Riccardo Noury 1 GENNAIO 2019
Quasi di nascosto, mentre le rispettive popolazioni si apprestavano a celebrare l’arrivo del nuovo anno, la Corte di cassazione del Bahrein e quella degli Emirati Arabi Uniti hanno confermato le condanne a cinque e dieci anni di carcere inflitta a due noti difensori dei diritti umani, Nabil Rajab (nella foto) e Ahmed Mansoor.

Rajab, fondatore e poi presidente del Centro per i diritti umani del Bahrein e del Centro per i diritti umani del Golfo, è entrato nel mirino delle autorità sin dall’inizio della “rivolta di San Valentino” del 2011 a causa delle sue denunce sulle violazioni dei diritti umani.

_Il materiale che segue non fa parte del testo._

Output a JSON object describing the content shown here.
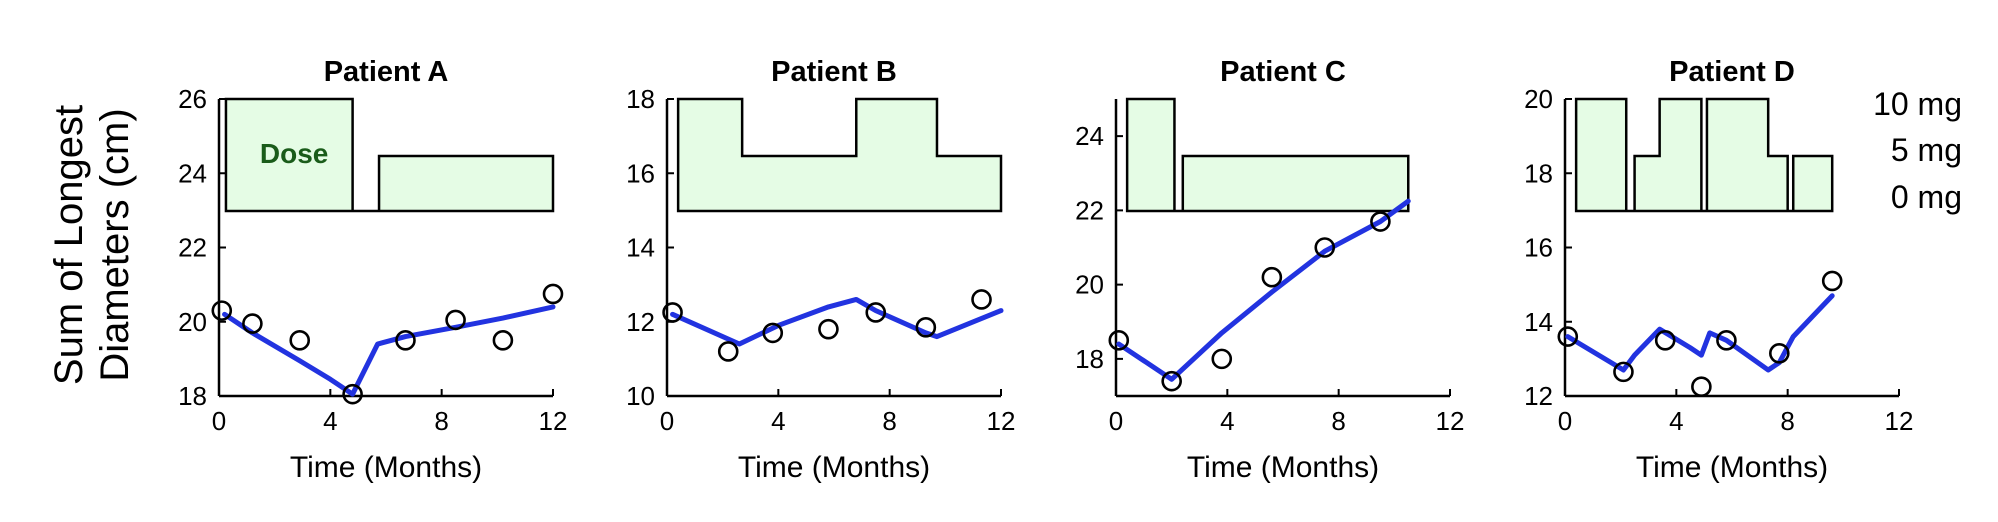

Da ultimo, è stato arrestato il 13 giugno 2016. Ha ricevuto una prima condanna a due anni nel 2017 per aver rilasciato interviste sulla situazione dei diritti umani e poi, lo scorso anno, una seconda a cinque anni per aver twittato contro la guerra in Yemen (cui il suo paese prende parte nell’ambito della coalizione militare guidata dall’Arabia Saudita) e sulle torture nella prigione di Jaw.
Ahmed Mansoor, premio Martin Ennals per i difensori dei diritti umani nel 2015, sconterà definitivamente la condanna a 10 anni emessa lo scorso maggio per aver pubblicato post sui social media contenenti, secondo i giudici, “informazioni false, dicerie e menzogne” che avrebbero messo in pericolo “l’armonia sociale e l’unità” del paese. Il processo si è svolto a porte chiuse.
Mansoor, a sua volta perseguitato dal 2011, ha accusato l’azienda italiana Hacking Team di aver infettato il suo computer con un software-spia per consentire alle autorità emiratine di avere accesso alle sue comunicazioni.